Last week, the U.S. Department of Labor's Wage and Hour Division issued an important Administrator's Interpretation (AI) that provides clear and timely guidance on the question of who is properly considered an "employee" and covered by the Fair Labor Standards Act, and who is not. The AI is a reminder that in today's economy, with many on-demand jobs only available to independent contractor workers, and overnight delivery, janitorial, home care, and cable installation companies basing their business models on calling their workers "independent contractors," these labels don't define the legal status of those workers.
These labels matter, because workers successfully characterized as independent contractors lose out not only on the minimum wage and overtime protections that most workers take for granted, but also on workers compensation, unemployment insurance, the right to collectively bargain and form a union, and other job protections only available to employees. When a worker is treated as a non-employee, competing businesses can be underbid because companies save a lot on payroll and insurance premiums, and governments lose out on taxes.
Here are the top-five notables from the AI:
1. Its title is telling: The Application of the Fair Labor Standards Act's "Suffer or Permit" Standard in the Identification of Employees Who Are Misclassified as Independent Contractors.
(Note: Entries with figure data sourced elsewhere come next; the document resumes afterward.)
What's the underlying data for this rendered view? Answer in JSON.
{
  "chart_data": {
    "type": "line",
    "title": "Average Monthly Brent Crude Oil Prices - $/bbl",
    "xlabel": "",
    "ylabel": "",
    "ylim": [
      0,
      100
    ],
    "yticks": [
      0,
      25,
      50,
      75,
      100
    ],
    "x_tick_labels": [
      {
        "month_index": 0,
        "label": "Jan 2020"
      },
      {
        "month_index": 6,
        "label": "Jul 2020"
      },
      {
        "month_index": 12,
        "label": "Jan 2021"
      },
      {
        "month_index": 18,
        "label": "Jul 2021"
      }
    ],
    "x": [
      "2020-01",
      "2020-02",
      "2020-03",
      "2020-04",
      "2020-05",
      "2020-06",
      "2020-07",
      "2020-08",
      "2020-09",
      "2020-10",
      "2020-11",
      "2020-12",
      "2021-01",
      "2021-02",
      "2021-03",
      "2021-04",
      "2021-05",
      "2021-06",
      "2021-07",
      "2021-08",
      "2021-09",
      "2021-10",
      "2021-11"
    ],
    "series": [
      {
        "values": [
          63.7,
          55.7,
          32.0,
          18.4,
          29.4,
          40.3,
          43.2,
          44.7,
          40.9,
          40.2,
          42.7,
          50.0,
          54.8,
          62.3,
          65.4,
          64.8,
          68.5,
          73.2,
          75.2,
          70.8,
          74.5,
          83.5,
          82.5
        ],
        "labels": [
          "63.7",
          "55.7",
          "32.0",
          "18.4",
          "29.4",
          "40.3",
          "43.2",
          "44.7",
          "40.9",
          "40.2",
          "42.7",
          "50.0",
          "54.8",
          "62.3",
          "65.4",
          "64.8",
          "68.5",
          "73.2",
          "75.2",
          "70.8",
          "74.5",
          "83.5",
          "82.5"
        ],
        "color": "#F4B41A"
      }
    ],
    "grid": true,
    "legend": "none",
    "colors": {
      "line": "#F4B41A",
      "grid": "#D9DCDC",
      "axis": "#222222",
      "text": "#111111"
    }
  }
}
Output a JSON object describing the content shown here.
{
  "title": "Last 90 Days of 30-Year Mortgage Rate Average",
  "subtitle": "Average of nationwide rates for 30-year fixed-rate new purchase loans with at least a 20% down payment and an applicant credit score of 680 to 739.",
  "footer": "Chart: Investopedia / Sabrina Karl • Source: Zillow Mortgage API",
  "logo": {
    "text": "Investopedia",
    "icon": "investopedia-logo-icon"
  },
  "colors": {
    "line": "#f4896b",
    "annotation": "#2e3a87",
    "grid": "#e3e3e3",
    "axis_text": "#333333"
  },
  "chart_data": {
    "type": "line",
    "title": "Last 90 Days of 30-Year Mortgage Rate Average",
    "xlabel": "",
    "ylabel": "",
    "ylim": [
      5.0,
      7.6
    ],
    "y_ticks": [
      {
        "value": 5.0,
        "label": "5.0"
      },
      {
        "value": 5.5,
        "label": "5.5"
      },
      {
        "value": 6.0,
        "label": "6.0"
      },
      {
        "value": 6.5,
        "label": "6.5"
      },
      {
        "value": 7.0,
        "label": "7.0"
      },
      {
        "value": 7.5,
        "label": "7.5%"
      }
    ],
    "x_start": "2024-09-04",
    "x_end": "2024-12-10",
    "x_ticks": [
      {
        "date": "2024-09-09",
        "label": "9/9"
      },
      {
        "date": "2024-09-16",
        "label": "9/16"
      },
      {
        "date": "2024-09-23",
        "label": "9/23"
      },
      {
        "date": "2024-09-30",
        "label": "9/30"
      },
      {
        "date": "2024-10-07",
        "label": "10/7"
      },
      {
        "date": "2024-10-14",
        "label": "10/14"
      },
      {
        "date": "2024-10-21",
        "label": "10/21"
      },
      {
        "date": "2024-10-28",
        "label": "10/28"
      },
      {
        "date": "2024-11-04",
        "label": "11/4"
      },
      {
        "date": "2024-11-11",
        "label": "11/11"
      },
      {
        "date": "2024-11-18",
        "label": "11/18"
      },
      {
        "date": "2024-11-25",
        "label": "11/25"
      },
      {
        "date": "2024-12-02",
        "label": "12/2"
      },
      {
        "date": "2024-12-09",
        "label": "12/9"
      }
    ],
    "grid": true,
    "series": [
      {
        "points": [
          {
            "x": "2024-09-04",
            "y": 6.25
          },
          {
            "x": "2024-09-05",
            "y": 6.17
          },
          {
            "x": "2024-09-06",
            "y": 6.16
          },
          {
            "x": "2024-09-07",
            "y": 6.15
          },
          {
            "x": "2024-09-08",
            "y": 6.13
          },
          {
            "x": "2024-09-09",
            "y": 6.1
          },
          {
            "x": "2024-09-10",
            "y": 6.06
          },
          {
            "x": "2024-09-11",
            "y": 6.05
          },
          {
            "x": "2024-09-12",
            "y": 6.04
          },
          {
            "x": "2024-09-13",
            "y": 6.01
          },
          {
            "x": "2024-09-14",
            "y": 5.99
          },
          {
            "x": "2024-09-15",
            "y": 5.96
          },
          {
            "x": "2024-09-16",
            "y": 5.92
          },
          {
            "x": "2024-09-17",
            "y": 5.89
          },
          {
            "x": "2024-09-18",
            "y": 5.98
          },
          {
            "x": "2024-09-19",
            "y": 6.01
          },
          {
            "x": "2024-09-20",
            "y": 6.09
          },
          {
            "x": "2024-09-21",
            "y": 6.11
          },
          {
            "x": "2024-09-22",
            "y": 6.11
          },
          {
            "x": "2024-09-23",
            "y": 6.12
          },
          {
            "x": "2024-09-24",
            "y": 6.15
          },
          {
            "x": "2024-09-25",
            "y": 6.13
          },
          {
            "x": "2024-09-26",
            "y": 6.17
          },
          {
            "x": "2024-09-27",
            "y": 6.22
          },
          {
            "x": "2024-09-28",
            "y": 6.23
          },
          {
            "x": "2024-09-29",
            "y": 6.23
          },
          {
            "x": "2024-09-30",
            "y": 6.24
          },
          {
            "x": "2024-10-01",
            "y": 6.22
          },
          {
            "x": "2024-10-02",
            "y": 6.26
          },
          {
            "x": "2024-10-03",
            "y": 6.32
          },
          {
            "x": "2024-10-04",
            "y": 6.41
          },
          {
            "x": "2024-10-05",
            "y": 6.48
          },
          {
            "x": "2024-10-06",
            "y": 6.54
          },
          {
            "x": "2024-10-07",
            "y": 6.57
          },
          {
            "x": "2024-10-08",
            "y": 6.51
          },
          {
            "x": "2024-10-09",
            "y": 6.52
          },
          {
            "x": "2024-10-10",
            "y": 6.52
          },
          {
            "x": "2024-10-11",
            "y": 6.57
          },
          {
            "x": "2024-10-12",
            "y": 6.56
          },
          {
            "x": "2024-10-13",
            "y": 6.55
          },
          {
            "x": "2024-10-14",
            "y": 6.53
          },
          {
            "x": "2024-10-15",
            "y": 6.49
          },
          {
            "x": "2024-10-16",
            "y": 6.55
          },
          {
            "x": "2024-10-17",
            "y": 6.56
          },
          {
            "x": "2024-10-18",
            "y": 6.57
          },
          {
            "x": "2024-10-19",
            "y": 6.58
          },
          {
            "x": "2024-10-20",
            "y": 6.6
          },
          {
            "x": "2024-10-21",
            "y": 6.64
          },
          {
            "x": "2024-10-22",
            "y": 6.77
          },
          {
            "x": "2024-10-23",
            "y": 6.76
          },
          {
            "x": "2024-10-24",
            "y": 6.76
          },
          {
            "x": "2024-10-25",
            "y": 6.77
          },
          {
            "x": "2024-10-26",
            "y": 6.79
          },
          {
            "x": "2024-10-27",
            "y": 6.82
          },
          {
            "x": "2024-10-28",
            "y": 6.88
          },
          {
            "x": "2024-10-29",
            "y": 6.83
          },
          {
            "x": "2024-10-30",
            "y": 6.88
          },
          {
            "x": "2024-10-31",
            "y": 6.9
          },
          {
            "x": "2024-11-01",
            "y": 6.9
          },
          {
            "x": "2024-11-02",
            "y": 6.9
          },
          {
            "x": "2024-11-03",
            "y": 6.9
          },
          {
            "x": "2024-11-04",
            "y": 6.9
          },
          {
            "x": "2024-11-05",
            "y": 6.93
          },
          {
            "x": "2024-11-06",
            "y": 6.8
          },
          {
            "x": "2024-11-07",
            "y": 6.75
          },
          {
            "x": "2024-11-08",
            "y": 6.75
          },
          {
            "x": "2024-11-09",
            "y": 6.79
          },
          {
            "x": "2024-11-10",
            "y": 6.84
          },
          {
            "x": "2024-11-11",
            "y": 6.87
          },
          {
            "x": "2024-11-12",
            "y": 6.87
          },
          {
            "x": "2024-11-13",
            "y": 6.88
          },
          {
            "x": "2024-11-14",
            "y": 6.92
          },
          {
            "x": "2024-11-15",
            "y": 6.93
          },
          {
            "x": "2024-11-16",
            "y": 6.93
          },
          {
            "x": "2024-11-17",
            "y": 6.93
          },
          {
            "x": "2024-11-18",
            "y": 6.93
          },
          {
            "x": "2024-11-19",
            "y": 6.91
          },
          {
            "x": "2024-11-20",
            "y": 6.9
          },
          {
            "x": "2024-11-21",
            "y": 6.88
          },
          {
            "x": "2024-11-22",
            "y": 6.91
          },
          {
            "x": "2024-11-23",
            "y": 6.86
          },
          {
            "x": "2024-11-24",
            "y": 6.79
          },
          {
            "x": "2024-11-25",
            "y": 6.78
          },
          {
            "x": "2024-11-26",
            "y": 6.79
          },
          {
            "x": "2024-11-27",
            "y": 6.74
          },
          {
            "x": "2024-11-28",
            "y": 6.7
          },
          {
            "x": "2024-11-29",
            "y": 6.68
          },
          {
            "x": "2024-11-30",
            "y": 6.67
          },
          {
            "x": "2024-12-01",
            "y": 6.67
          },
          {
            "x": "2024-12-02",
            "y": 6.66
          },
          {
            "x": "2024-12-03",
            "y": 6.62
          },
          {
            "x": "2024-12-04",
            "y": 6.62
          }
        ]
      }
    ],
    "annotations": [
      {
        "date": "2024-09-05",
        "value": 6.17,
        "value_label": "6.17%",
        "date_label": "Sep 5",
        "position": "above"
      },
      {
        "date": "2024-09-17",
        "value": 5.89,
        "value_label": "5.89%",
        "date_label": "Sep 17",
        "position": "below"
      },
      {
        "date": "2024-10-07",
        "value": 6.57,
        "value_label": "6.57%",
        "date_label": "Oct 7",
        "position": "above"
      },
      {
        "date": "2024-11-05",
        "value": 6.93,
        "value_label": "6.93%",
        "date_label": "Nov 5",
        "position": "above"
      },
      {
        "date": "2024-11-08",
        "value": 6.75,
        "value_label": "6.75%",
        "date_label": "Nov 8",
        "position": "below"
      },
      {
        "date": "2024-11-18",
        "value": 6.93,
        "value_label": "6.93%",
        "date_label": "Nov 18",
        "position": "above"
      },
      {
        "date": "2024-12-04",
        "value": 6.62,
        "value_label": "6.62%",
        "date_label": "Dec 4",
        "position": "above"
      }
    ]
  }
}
The Fair Labor Standards Act defines "employ" to "include to suffer or permit to work." Those terms are unique to the FLSA and a handful of other laws, and the Supreme Court has said that the definition sweeps into employment work that would not be considered employment under common law. The definition is unique and really broad, and means that pretty much everyone should be covered under laws with that language.
2. It asks a key question: is the worker genuinely in business for himself or herself? The 15-page AI, one of just a handful issued by the Wage and Hour Division since the Obama Administration took office, traces the judicially-developed multi-factored "economic reality" tests for applying those broad definitions to today's workforce, and then says that the key determination is whether the worker is running her own business. In many cases where companies are calling their workers non-employees, the workers are not running a separate business.
3. It says that labels and titles don't matter. The AI makes clear that the job designation given by a company to a worker is not determinative of the worker's employment status. Even if the worker thinks she's not covered because she was hired as an independent contractor, that doesn't matter. Other labels given to workers recently, including individual janitors being called "franchisees," "freelance" writers, and construction workers required to form a limited-liability company (LLC) in order to get a job, don't rule the status of those workers -- a rigorous application of the test has to follow.
4. It isn't breaking new ground. The AI is a reminder. It describes long-standing and developed case law and DOL interpretations of the 77-year-old "suffer or permit to work" terms, and applies those to more modern examples. Nothing in the AI should be a surprise to labor experts, and if it's a surprise to companies, they've been getting bad advice. Workers, employers, state agencies, and courts should take note that much of the authority for the guidance is long-standing and settled law.
5. It's not rocket science to treat someone like an employee. The FLSA requires the payment of the federal minimum wage (currently $7.25 an hour) and overtime premium pay for any hours worked over 40 in a week. Switching to employee status should not break the bank of the many employers who call their workers independent contractors; companies that hire low-wage janitors, Uber drivers, and home care workers already claim that their workers typically earn more than a $7.25 hourly rate. And really, if an employer cannot or will not pay its employees at least the minimum wage, is that the business model we want in America?